CoCo-InEKF: State Estimation with Learned Contact Covariances in Dynamic, Contact-Rich Scenarios
Michael Baumgartner, David M\"uller, Agon Serifi, Ruben Grandia, Espen Knoop, Markus Gross, Moritz B\"acher

TL;DR
CoCo-InEKF introduces a differentiable Kalman filter that uses learned contact covariances, enabling more nuanced and robust state estimation for legged robots in contact-rich, dynamic scenarios.
Contribution
It replaces binary contact states with learned continuous covariances and employs a neural network to predict these covariances end-to-end, improving robustness and accuracy.
Findings
Enhanced velocity estimation accuracy and efficiency.
Improved filter consistency over baseline methods.

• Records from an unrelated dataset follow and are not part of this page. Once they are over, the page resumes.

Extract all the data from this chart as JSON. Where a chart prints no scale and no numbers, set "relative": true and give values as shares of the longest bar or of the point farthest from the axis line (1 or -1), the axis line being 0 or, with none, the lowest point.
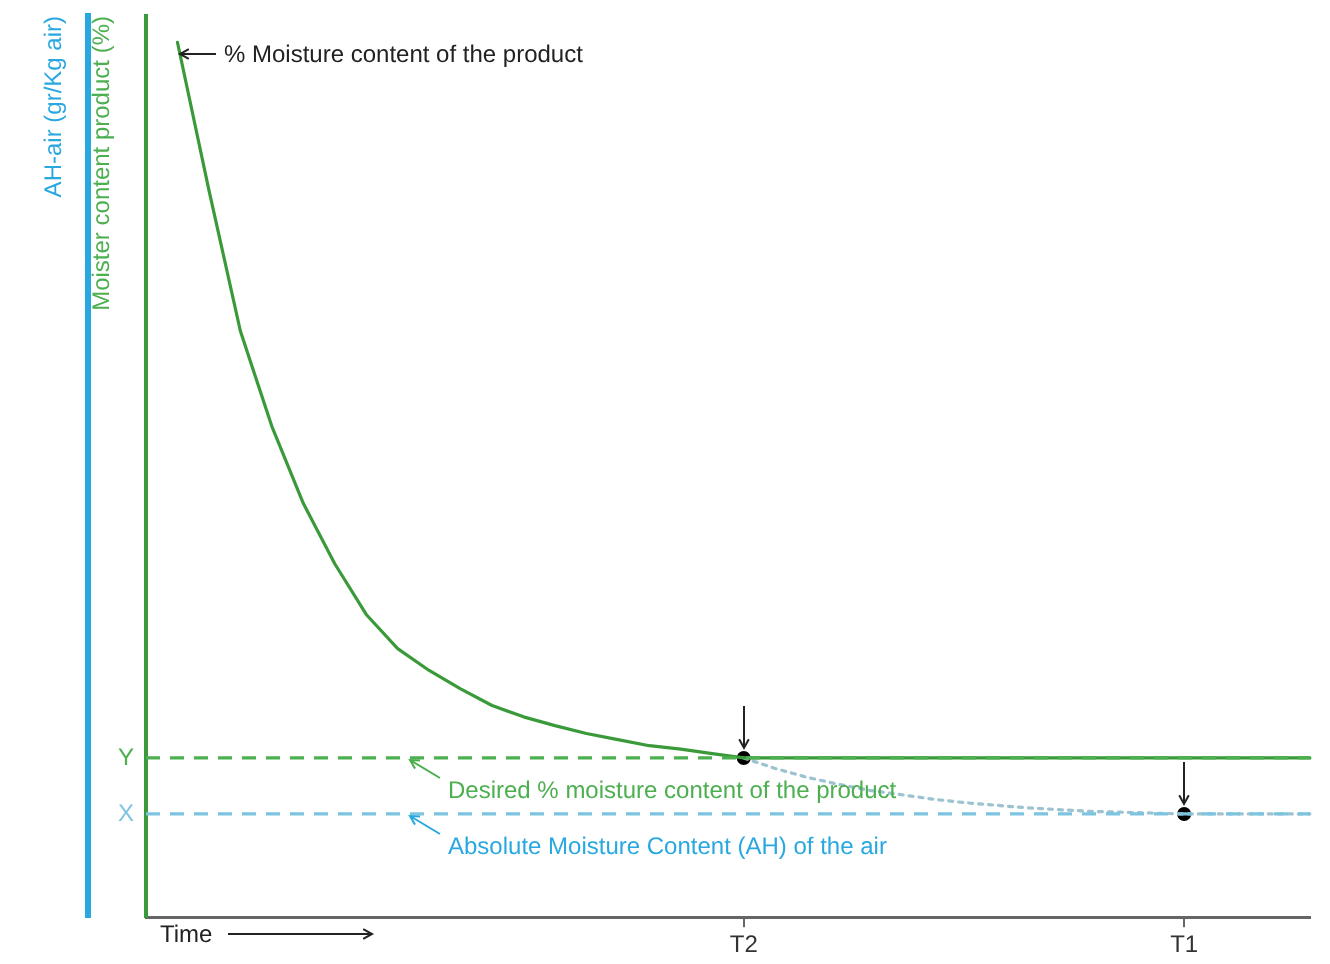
{
  "chart_data": {
    "type": "line",
    "relative": true,
    "xlabel": "Time",
    "ylabel": "Moister content product (%)",
    "y2label": "AH-air (gr/Kg air)",
    "categories": [
      null,
      null,
      null,
      null,
      null,
      null,
      null,
      null,
      null,
      null,
      null,
      null,
      null,
      null,
      null,
      null,
      null,
      null,
      null,
      "T2",
      null,
      null,
      null,
      null,
      null,
      null,
      null,
      null,
      null,
      null,
      null,
      null,
      null,
      "T1",
      null,
      null,
      null,
      null
    ],
    "series": [
      {
        "color": "#3a9a3a",
        "values": [
          null,
          1,
          0.831,
          0.67,
          0.561,
          0.473,
          0.404,
          0.346,
          0.307,
          0.282,
          0.261,
          0.242,
          0.229,
          0.219,
          0.21,
          0.203,
          0.196,
          0.192,
          0.187,
          0.182,
          0.182,
          0.182,
          0.182,
          0.182,
          0.182,
          0.182,
          0.182,
          0.182,
          0.182,
          0.182,
          0.182,
          0.182,
          0.182,
          0.182,
          0.182,
          0.182,
          0.182,
          0.182
        ]
      },
      {
        "color": "#9cc3cf",
        "line_style": "dotted",
        "values": [
          null,
          null,
          null,
          null,
          null,
          null,
          null,
          null,
          null,
          null,
          null,
          null,
          null,
          null,
          null,
          null,
          null,
          null,
          null,
          0.182,
          0.17,
          0.16,
          0.152,
          0.145,
          0.14,
          0.135,
          0.131,
          0.128,
          0.125,
          0.123,
          0.121,
          0.12,
          0.119,
          0.118,
          0.118,
          0.118,
          0.118,
          0.118
        ]
      },
      {
        "type": "scatter",
        "color": "#000000",
        "marker": "circle",
        "x": [
          "T2",
          "T1"
        ],
        "values": [
          0.182,
          0.118
        ]
      }
    ],
    "ref_lines": [
      {
        "axis": "y",
        "value": 0.182,
        "label": "Y",
        "color": "#4caf50",
        "line_style": "dashed"
      },
      {
        "axis": "y",
        "value": 0.118,
        "label": "X",
        "color": "#7cc4e0",
        "line_style": "dashed"
      }
    ],
    "annotations": [
      "% Moisture content of the product",
      "Desired % moisture content of the product",
      "Absolute Moisture Content (AH) of the air"
    ],
    "legend": false,
    "marker": "none",
    "line_style": "solid",
    "grid": false
  }
}
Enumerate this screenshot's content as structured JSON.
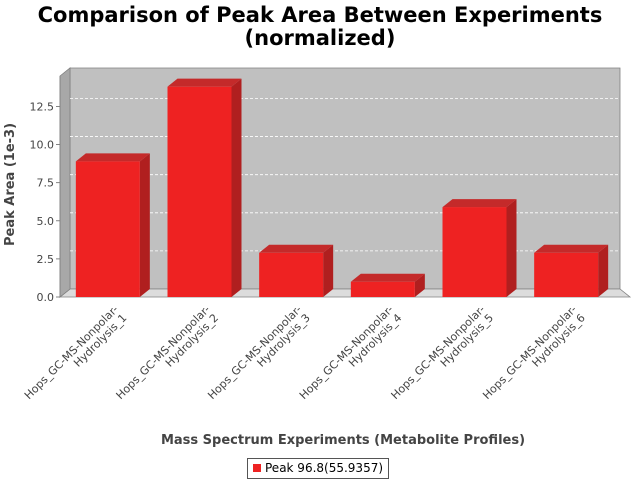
{
  "chart_data": {
    "type": "bar",
    "title": "Comparison of Peak Area Between Experiments",
    "subtitle": "(normalized)",
    "xlabel": "Mass Spectrum Experiments (Metabolite Profiles)",
    "ylabel": "Peak Area (1e-3)",
    "categories": [
      [
        "Hops_GC-MS-Nonpolar-",
        "Hydrolysis_1"
      ],
      [
        "Hops_GC-MS-Nonpolar-",
        "Hydrolysis_2"
      ],
      [
        "Hops_GC-MS-Nonpolar-",
        "Hydrolysis_3"
      ],
      [
        "Hops_GC-MS-Nonpolar-",
        "Hydrolysis_4"
      ],
      [
        "Hops_GC-MS-Nonpolar-",
        "Hydrolysis_5"
      ],
      [
        "Hops_GC-MS-Nonpolar-",
        "Hydrolysis_6"
      ]
    ],
    "series": [
      {
        "name": "Peak 96.8(55.9357)",
        "values": [
          8.9,
          13.8,
          2.9,
          1.0,
          5.9,
          2.9
        ]
      }
    ],
    "yticks": [
      "0.0",
      "2.5",
      "5.0",
      "7.5",
      "10.0",
      "12.5"
    ],
    "ylim": [
      0,
      14.5
    ],
    "grid": true,
    "legend_position": "bottom",
    "bar_color": "#ee2222",
    "plot_background": "#c0c0c0"
  }
}
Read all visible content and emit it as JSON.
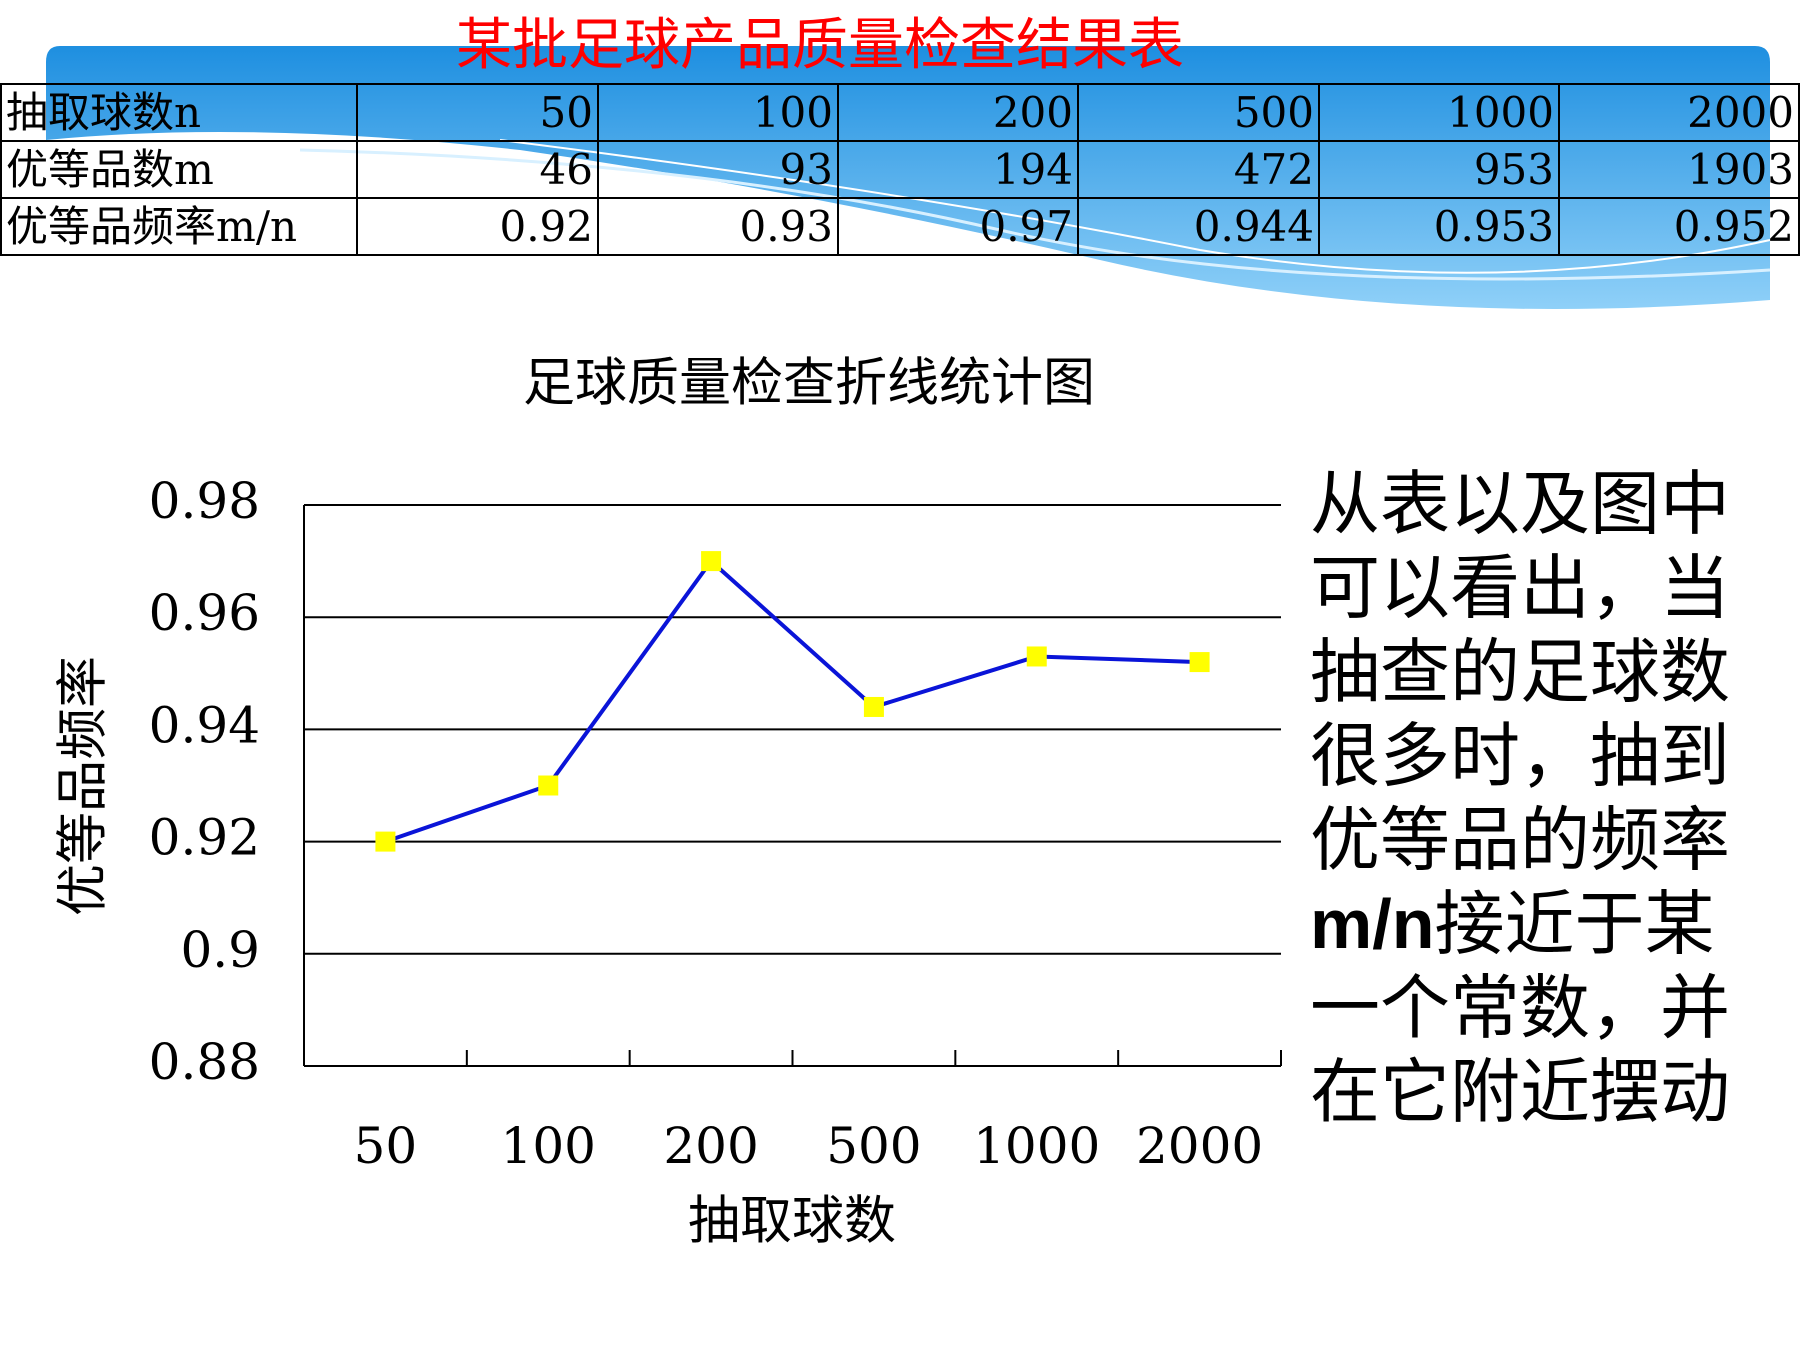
{
  "title": "某批足球产品质量检查结果表",
  "table": {
    "rows": [
      [
        "抽取球数n",
        50,
        100,
        200,
        500,
        1000,
        2000
      ],
      [
        "优等品数m",
        46,
        93,
        194,
        472,
        953,
        1903
      ],
      [
        "优等品频率m/n",
        0.92,
        0.93,
        0.97,
        0.944,
        0.953,
        0.952
      ]
    ]
  },
  "chart_data": {
    "type": "line",
    "title": "足球质量检查折线统计图",
    "x_label": "抽取球数",
    "y_label": "优等品频率",
    "categories": [
      "50",
      "100",
      "200",
      "500",
      "1000",
      "2000"
    ],
    "series": [
      {
        "color": "#0a14d8",
        "marker_color": "#ffff00",
        "values": [
          0.92,
          0.93,
          0.97,
          0.944,
          0.953,
          0.952
        ]
      }
    ],
    "ylim": [
      0.88,
      0.98
    ],
    "yticks": [
      0.88,
      0.9,
      0.92,
      0.94,
      0.96,
      0.98
    ],
    "grid": true
  },
  "note": [
    "从表以及图中可以看出，当抽查的足球数很多时，抽到优等品的频率",
    "m/n",
    "接近于某一个常数，并在它附近摆动"
  ]
}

Successful real-world and simulation experiments with complex motions.
Abstract
Robust state estimation for highly dynamic motion of legged robots remains challenging, especially in dynamic, contact-rich scenarios. Traditional approaches often rely on binary contact states that fail to capture the nuances of partial contact or directional slippage. This paper presents CoCo-InEKF, a differentiable invariant extended Kalman filter that utilizes continuous contact velocity covariances instead of binary contact states. These learned covariances allow the method to dynamically modulate contact confidence, accounting for more nuanced conditions ranging from firm contact to directional slippage or no contact. To predict these covariances for a set of predefined contact candidate points, we employ a lightweight neural network trained end-to-end using a state-error loss. This approach eliminates the need for heuristic ground-truth contact labels. In addition, we propose an…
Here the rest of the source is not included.